You know, 10 years is a long time. I think, to answer that question, I think about what was tech like 10 years ago. The public Cloud was not a thing back then, it was just emerging. The iPhone didn't exist yet, and so to predict 10 years from now, the odds of us doing that successfully is very low. That said, I think, the early days of what we thought was crazy has now become the norm. The public Cloud is the norm now. That's no longer crazy. Mobile is definitely ... It's everywhere.

I think about the things that are going on today and what's moving in technology, things around Cloud services. Google has machine learning as a service now. Devices are everywhere, in everything. IoT wearables are becoming a reality. Then, you also have serverless that is also this emerging thing that ... I think, serverless today is the Cloud that we thought of crazy back 10 years ago. 10 years from now, I do think serverless will take off.

But in that world, there's an increased amount of complexity. I think chaos engineering becomes extremely important when you don't own all of the code that is required to run your application. Because you don't own every component, I think, validating resilience when you have these systems that probably don't fail very often, but often enough that you need to care.

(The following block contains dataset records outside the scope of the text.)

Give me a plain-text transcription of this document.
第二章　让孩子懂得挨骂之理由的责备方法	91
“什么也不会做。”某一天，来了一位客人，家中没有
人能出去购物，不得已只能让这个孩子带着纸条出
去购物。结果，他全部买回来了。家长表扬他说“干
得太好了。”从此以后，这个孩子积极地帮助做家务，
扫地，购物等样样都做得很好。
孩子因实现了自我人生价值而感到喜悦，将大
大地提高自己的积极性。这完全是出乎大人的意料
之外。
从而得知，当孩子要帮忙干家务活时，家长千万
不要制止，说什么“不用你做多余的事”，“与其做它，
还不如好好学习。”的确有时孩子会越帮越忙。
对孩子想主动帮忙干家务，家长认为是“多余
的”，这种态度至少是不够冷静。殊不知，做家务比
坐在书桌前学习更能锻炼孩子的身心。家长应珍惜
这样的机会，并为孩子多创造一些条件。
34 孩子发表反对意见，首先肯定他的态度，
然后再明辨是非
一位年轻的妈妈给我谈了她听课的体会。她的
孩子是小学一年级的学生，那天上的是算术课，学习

Serverless and the emerging of new technology today of what we think is emerging and crazy, 10 years from now is probably going to be reality and the need for chaos engineering is actually going to grow over time as more companies and more developers do more with less thanks to Cloud providers and Cloud services.


John:

Yeah, sure. Casey mentioned it, but I think machine learning is going to continue to come to the forefront and be prevalent in all different aspects of computing and business. Systems where there's fault injection, where there's chaos, is just built in. It's part of the norm. It's expected, and that's okay. Systems can become intelligent about what they’re breaking in. They can self-heal, is a definitely possibility. Things like Bruce was alluding to around Cloud are going to continue to develop. Personal or customizable or private Cloud, I think, is going to be a thing where there's more of it. It's everywhere, and you have more customization around that. You're going to want to have the ability to test it and feel good about it and reduce that anxiety that chaos engineering can help you do.


Robert:

Brilliant. Thank you. That concludes this AMA, and I'd like to thank you all for joining in on the discussion today. We've had so many fantastic user-generated questions roll in. We couldn't get to all of them on the broadcast, unfortunately. With that, a special thanks to O'Reilly Media for co-sponsoring this event and helping us bring it together, this amazing panel, and of course, a huge thanks to Bruce, Casey, and John for sharing their time and expertise with us today.